The Adastra machine will be a big step up in performance, and will consist of a CPU-only cluster as CINES has used in the past as well as a hybrid CPU-GPU cluster that we presume will offer a lot of the aggregate computing capacity of the system. In essence, the CPU-only machine partition on the machine will be able to run the existing workloads at CINES.
The exact feeds and speeds of the two partitions were not divulged, but we strongly suspect that the CPU-only portion of the machine will have a fairly large bump in core count and throughput performance, something on the order of maybe 5 petaflops to 6 petaflops at least. Maybe more. What we do know is that this CPU-only partition will be based on the future “Genoa” Epyc 7004 processors from AMD, which come out around the middle of next year, and will have nodes with 768 GB of main memory and one 200 Gb/sec Cray Slingshot 11 interconnect per node. If we were looking for TCO savings, as GENCI and CINES are doing for sure, these would be dense-packed single-socket nodes, something in the middle bin range as it has done in the past to drive TCO. If Genoa has a maximum of 96 cores, then maybe Adastra’s CPU-only partition will use 48-core processors in a single socket node. But it says it will be based on Epyc “processors” plural, so maybe it will be some low-bin parts, such as a pair of 32-core chips that are very affordable and that will have lots of memory slots on them and therefore very low-capacity memory sticks can supply the capacity and a lot of bandwidth, too.
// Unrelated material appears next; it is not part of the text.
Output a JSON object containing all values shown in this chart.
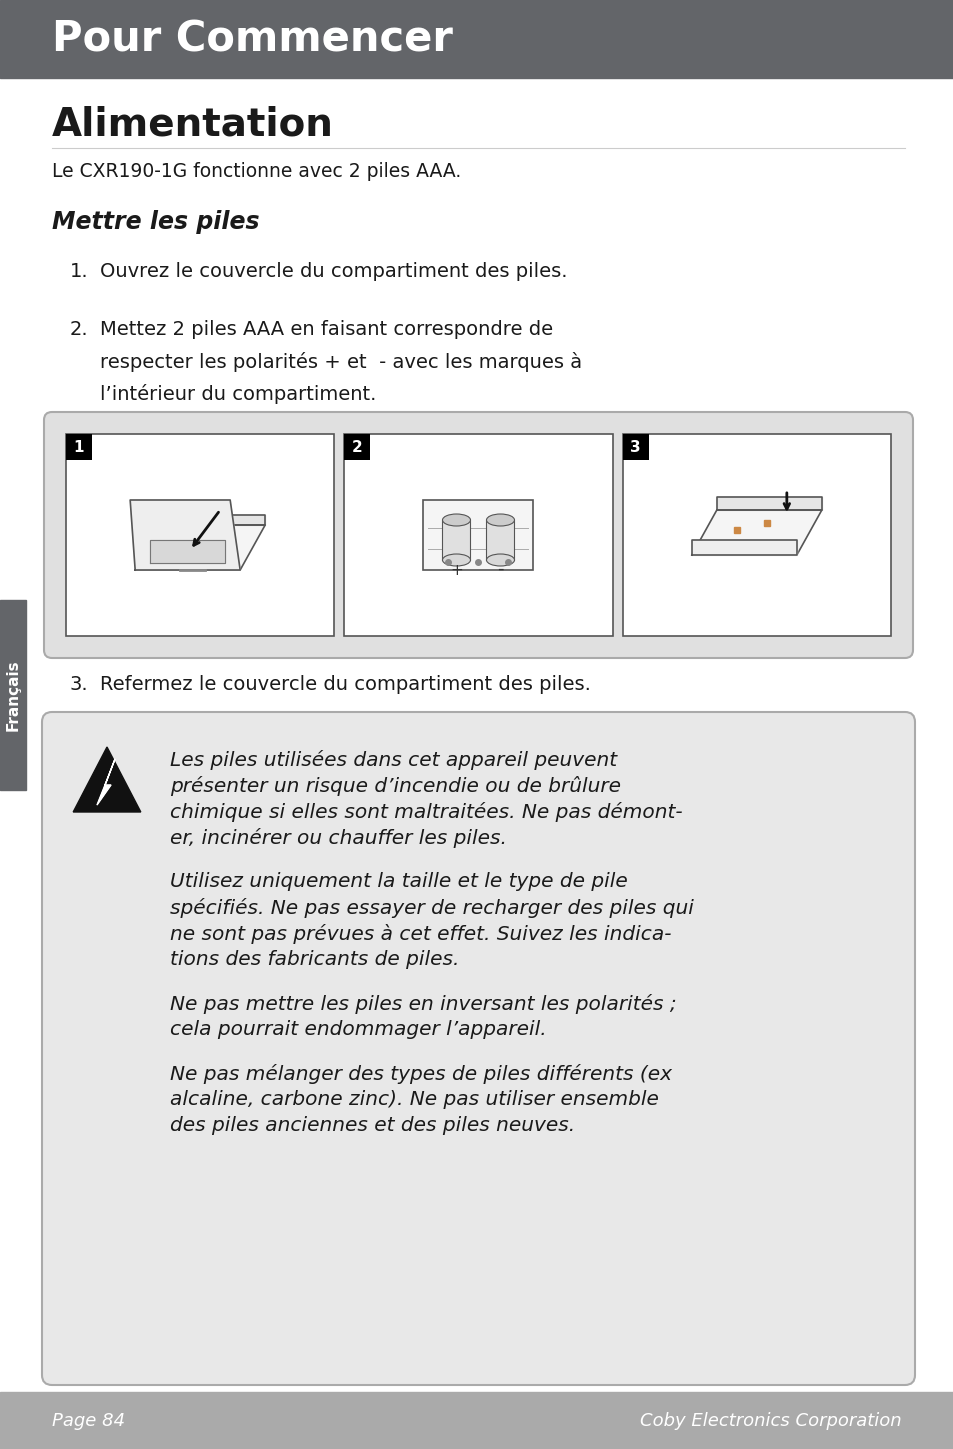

The second partition, which has GPU acceleration, sounds like it will look like a slightly upgrade variant of the nodes used in the “Frontier” supercomputer being installed at Oak Ridge National Laboratory right now. This second partition of Adastra will have a custom “Milan” Epyc 7003 processor with 256 GB of main memory and four of the new “Aldebaran” Instinct MI250X GPU accelerators, which each have 128 GB of HBM2E stacked memory on them, and four 200 Gb/sec Slingshot 11 network interface cards linking the GPUs directly to the Slingshot network (as the Frontier supercomputer does).
The first all-CPU partition is expected to be installed in the spring of 2022, with the remaining CPU-GPU nodes coming in the fourth quarter of 2022. (Which is odd considering that Milan processors are available now and Instinct MI200 GPU accelerators are ramping now, but Genoa CPUs are coming later. . . . )
The Adastra system will have a hybrid file system based on Cray ClusterStor E1000 arrays running Lustre, including a 2 PB partition based on flash storage that delivers 1.3 TB/sec of throughput and a 24 PB partition based on disk drives that delivers 250 GB/sec of throughput. That disk-only Lustre file system has 2.5X as much throughput as the Lustre storage attached to the current Occigen 2 supercomputer and 4.8X as much capacity.
What is interesting is that the Adastra system will have more than 20X the peak theoretical performance as the Occigen 2 machine, but at 1.6 megawatts of power, will only burn around 60 percent more power than the Occigen 2 supercomputer. That’s what five years of an even weakened Moore’s Law coupled to a change in architecture to at least some GPU acceleration can do.
As part of the Adastra deal, AMD is working with GENCI and CINES to port applications to the ROCm programming environment for GPU acceleration, including the HIP clone of Nvidia’s CUDA as well as OpenMP parallel threading for CPUs and GPUs.